Dans Interactive Plant Growing, la membrane virtuelle et informationnelle que constitue la circulation électrique entre les organismes est ainsi une zone d’échange et d’interopérabilité qui modifie le comportement de l’interacteur et, par transduction, l’activité cellulaire de la plante. Résultant d’une intersensorialité humaine, végétale et numérique, la vie artificielle déployée à l’écran est ainsi le processus en marche d’une spatialisation mentale et corporelle. Elle affirme une nouvelle corporéité virtuelle, située au croisement de l’extériorisation de la vie psychique et de la vie perceptuelle, et résultant d’une intériorisation de nouveaux modes communicationnels. Racines, arborescences et feuilles virtuelles, directement produites par les modulations d’une membrane intersensorielle, sont en effet autant de projections d’états virtuels complexes : réponses intracellulaires pour la plante, et, pour parler avec Derrick de Kerckhove, « objets mentaux extériorisés » 14 pour le sujet humain qui, au grès de son imagination, investit et modèle les plantes virtuelles.

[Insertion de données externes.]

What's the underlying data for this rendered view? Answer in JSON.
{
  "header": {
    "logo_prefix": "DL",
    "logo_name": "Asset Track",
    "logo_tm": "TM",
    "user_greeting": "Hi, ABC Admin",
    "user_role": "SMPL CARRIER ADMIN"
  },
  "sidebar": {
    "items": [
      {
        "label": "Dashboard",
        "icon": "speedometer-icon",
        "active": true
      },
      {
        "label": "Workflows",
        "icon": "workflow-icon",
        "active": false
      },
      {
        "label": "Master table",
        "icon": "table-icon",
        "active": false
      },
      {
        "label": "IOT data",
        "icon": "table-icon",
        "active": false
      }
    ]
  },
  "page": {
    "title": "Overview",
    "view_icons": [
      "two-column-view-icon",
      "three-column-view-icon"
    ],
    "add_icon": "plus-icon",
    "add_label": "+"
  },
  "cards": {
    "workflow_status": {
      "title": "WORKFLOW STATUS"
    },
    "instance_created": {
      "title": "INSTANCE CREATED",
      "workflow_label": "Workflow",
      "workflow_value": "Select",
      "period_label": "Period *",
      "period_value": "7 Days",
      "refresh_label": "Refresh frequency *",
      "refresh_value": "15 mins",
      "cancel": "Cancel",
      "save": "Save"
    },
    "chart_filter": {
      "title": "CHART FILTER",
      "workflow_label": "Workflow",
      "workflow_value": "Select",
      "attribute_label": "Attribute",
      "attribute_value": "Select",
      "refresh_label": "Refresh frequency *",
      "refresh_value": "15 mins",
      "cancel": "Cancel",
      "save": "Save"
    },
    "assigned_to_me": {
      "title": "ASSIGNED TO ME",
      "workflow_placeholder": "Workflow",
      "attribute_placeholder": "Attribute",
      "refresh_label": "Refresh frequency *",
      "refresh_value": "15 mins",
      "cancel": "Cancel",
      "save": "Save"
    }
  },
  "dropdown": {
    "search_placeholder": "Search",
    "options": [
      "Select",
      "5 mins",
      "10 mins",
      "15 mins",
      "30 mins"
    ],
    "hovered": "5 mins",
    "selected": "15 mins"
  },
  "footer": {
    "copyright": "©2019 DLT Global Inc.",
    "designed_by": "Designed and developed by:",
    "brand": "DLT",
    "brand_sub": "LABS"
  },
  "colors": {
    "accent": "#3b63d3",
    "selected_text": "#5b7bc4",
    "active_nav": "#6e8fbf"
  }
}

Non sans sans évoquer la Vallée du gazon diapré décrite par Edgar Allan Poe, où les émotions des promeneurs métamorphosent les végétaux au fil de leur errance dans ses jardins – le biotope virtuel qui émerge à l’écran se prête ainsi parfaitement à ce que Brenda Laurel appelle « a designed experience ». Se faisant l’écho de l’image de Laurel, Sommerer et Mignonneau se plaisent à décrire les nombreux jardins virtuels qui émergent des comportements de l’interacteur comme, je cite, « l’expression même de ses émotions au contact du virtuel »15. Plus qu’une nouvelle forme d’art, Interactive Plant Growing s’avère être un véritable système de révélation de la multidimensionnalité du réel. La sensorialité de la plante et les échanges que nous réalisons avec elle, mais encore le temps végétal spectacularisé par la croissance du biotope virtuel, sont autant de manifestations de réalités connexes déployées par les environnements numériques. Dans ce cadre

d’expérience, l’interface se déploie comme concept : elle est une zone intermédiaire qui revisite les catégories et déterritorialise les identités. De ce fait, il est très significatif que la métaphore de l’« environnement » soit appliquée aux arts numériques immersifs : elle dévoilerait la modélisation du milieu cette « réalité intermédiaire » 16 selon l’expression de Maurice Merleau-Ponty - où le vivant développe un complexe comportemental qui subjectivise le réel. En effet, tandis qu’il se consacre à l’étude du comportement animal, Merleau-Ponty définit le milieu comme « une réalité intermédiaire entre le monde tel qu’il existe pour un observateur absolu et un domaine purement subjectif »17. Dans ce sens, l’interface se déploie comme un espace médian où objectivité et subjectivité éprouvent leur réversibilité. En plus d’être une allégorie du virtuel, la communication intersensorielle d’Interactive Plant Growing, fondée sur les capacités d’interprétation et d’adaptation des organismes (qu’ils soient vivants ou mécaniques, humains ou animaux), met à jour les transmissions invisibles du quotidien et manifeste l’importance des communications implicites. Comme le recommande Diana Domingues, « il est question de penser au-delà de l’interface et d’insister sur l’importance de la dimension comportementale de l’art interactif, dans laquelle un corps est enclin à ressentir quelque chose qui amplifie sa dimension de monde » 18. Rejoignant la démonstration de Varela, Domingues insiste sur les qualités énactives des Réalités Augmentées en précisant que « ce sont les comportements du corps et de l’ordinateur qui déterminent la vie d’un certain environnement » 19.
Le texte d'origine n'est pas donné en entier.